Despite being a younger brand than most others on the watchmaking block, Panerai has nevertheless built a reputation on solid watches designed for and used by professional mariners, more specifically, the military. The Royal Italian Navy created exclusive watches for the Navy’s divers to use which would allow them to view the time underwater and during night operations. These watches were called Radiomir watches thanks to their use of Radiomir paint on the dial, a radioactive substance which glowed in the dark. You can buy Radiomir watches from Panerai these days, but there is no radioactive material in them. The Radiomir 1940 collection represents their most basic and pure design, and now they have some new dial colours.
This most simple version of the new Panerai watches wears its militaristic green colouration with pride. The 45mm stainless steel case features polishing all around the cushion shape, but not the wire lugs of the most traditional models. The hands are gold plated and have lume in them to help them glow in the dak. The dial uses the classic sandwich construction to create a depth to the indices that is particularly prevalent on the sub-seconds dial. The Panerai P.4000 calibre uses a micro-rotor to keep the bulk down; it also has a three-day power reserve for extra usability. The price is €9900.

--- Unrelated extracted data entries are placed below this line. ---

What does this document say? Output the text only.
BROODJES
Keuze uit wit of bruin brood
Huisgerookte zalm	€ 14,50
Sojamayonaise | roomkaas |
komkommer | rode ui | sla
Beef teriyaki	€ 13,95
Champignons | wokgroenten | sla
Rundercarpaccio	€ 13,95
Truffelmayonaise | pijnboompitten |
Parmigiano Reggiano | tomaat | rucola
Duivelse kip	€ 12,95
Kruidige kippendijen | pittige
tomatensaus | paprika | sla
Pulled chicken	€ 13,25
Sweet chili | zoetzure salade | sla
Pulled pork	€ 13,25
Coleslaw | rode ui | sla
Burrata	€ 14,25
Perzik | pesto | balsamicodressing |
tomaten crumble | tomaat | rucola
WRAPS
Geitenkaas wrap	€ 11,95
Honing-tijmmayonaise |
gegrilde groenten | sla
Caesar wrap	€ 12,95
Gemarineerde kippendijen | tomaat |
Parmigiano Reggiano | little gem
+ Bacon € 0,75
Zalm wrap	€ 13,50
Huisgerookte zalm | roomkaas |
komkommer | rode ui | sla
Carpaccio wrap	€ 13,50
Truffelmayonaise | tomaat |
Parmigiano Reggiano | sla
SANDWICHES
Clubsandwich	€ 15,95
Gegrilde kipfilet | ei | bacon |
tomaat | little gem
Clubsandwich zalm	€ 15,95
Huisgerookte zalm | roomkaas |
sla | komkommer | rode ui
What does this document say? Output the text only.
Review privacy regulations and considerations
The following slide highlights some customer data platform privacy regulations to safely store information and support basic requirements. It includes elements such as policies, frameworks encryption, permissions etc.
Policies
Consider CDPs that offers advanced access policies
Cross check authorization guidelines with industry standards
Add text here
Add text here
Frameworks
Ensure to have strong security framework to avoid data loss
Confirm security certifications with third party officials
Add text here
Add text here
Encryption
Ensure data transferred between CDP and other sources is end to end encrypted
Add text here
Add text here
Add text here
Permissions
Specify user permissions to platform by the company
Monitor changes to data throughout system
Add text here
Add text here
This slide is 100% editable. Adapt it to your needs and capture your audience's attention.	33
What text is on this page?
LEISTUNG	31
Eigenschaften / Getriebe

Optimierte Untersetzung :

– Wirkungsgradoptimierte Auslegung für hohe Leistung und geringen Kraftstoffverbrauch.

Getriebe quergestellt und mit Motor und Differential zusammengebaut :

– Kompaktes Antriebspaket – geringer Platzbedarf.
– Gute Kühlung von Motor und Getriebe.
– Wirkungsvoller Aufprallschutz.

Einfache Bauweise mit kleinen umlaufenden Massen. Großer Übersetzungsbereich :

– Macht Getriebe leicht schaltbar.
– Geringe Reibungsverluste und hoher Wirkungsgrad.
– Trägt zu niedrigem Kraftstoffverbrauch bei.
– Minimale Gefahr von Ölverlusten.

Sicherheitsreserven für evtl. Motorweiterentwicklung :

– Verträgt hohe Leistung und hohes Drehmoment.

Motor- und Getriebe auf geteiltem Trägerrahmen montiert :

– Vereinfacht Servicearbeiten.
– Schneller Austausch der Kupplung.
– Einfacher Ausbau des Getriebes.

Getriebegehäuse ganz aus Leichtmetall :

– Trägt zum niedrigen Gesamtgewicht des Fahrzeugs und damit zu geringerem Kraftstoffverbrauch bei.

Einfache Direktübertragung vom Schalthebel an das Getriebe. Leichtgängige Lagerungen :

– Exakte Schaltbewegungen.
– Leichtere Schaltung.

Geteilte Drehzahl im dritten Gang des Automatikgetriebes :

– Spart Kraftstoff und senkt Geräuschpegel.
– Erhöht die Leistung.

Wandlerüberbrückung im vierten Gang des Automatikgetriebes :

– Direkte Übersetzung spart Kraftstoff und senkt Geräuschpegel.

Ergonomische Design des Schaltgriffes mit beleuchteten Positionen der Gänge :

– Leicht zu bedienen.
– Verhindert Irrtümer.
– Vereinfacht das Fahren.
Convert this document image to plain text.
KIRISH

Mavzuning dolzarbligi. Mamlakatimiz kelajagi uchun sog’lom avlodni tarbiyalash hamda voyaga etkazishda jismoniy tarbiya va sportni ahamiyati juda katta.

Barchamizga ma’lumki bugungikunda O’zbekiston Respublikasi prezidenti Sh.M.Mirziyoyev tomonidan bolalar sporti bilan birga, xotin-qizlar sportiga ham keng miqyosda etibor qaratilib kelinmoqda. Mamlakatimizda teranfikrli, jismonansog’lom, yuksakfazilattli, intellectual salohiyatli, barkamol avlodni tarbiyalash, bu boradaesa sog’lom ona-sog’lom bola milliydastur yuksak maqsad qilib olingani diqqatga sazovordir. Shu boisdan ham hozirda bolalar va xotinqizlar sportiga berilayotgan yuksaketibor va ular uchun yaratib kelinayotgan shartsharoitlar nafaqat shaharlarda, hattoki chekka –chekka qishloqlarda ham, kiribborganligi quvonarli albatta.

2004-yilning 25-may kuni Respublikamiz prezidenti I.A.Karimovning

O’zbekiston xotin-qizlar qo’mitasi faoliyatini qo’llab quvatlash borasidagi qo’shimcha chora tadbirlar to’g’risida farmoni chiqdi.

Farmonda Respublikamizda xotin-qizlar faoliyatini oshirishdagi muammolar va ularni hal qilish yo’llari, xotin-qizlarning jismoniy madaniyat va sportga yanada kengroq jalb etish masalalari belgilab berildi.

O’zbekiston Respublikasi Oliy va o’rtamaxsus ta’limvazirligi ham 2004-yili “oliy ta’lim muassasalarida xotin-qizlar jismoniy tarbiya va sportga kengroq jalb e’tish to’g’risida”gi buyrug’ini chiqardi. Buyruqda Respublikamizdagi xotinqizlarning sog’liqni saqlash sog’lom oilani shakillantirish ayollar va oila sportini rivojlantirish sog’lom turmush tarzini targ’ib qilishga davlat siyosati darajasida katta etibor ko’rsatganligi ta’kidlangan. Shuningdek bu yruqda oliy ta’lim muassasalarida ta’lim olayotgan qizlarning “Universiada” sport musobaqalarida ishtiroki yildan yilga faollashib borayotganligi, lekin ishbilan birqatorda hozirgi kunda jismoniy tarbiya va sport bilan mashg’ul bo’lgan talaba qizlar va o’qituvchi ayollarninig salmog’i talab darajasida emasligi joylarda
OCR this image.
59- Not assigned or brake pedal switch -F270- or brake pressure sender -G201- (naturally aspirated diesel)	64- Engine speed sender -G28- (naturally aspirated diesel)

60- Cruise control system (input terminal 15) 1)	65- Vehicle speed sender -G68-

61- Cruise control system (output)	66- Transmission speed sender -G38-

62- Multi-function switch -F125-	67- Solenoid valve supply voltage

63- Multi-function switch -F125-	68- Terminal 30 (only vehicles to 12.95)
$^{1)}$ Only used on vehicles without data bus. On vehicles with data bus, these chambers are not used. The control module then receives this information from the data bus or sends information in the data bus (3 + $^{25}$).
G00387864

The PAM00995’s bigger, meaner brother is the new PAM00997. Featuring a bold case of 48mm in diameter, the most noticeable part of this watch is undoubtedly the ceramic case. Panerai has a materials research lab which is second to none (I’ve seen it myself), which allows them to make creations as unique as this. Inside this ceramic beast is the in-house made Panerai calibre P.3000, which is notable for its large baseplates, similar to those from the town of Glashütte. This manual winding movement also has a three-day power reserve but is quite slim by Panerai standards. Just like the PAM00995, this one is also served up on a “Ponte Vecchio” calf leather strap. The price of this one is €12,900.
The PAM00998 brings to it a slightly more complicated watch but with a similarly unfussy dial, a Panerai hallmark. The PAM00998 brings to the table the same clean and green dial as the PAM00995, but if you look a little closer, you’ll see an extra lumed hand. That is a 24 hour hand, making the PAM00998 a GMT timer. Inside that sublime polished cushion case is the P.4001 calibre, which is based on the P.4000 calibre. It brings not only a GMT hand to the table, but a power reserve of three days that is visible through the caseback on a little dial. This watch is still 45mm in diameter, like the PAM00995, but the case is thicker at 13.95mm compared to the former’s 12.2mm thickness. The price is €11,700.
Finally, we come to the most complicated of the bunch, the PAM00999. This watch features both a power reserve on the dial and the GMT display of the previous version, as well as the date too. However, the layout changes slightly for this one, though the GMT stays where it is the seconds subdial gains another hand, which in this case indicates whether it’s AM or PM. The P.4002 calibre keeps hold of the micro-rotor layout with a sturdy bridge for the balance and is still suitable for 72 hours of run time. And, of course, the movement is visible through the back. This one will cost €11,900 and has the same dimensions as the PAM00998.
All of these watches are linked by their classic green dials which ooze military heritage. But, they’re also all linked by a 100m water resistance rating, which shows Panerai is still committed to quality.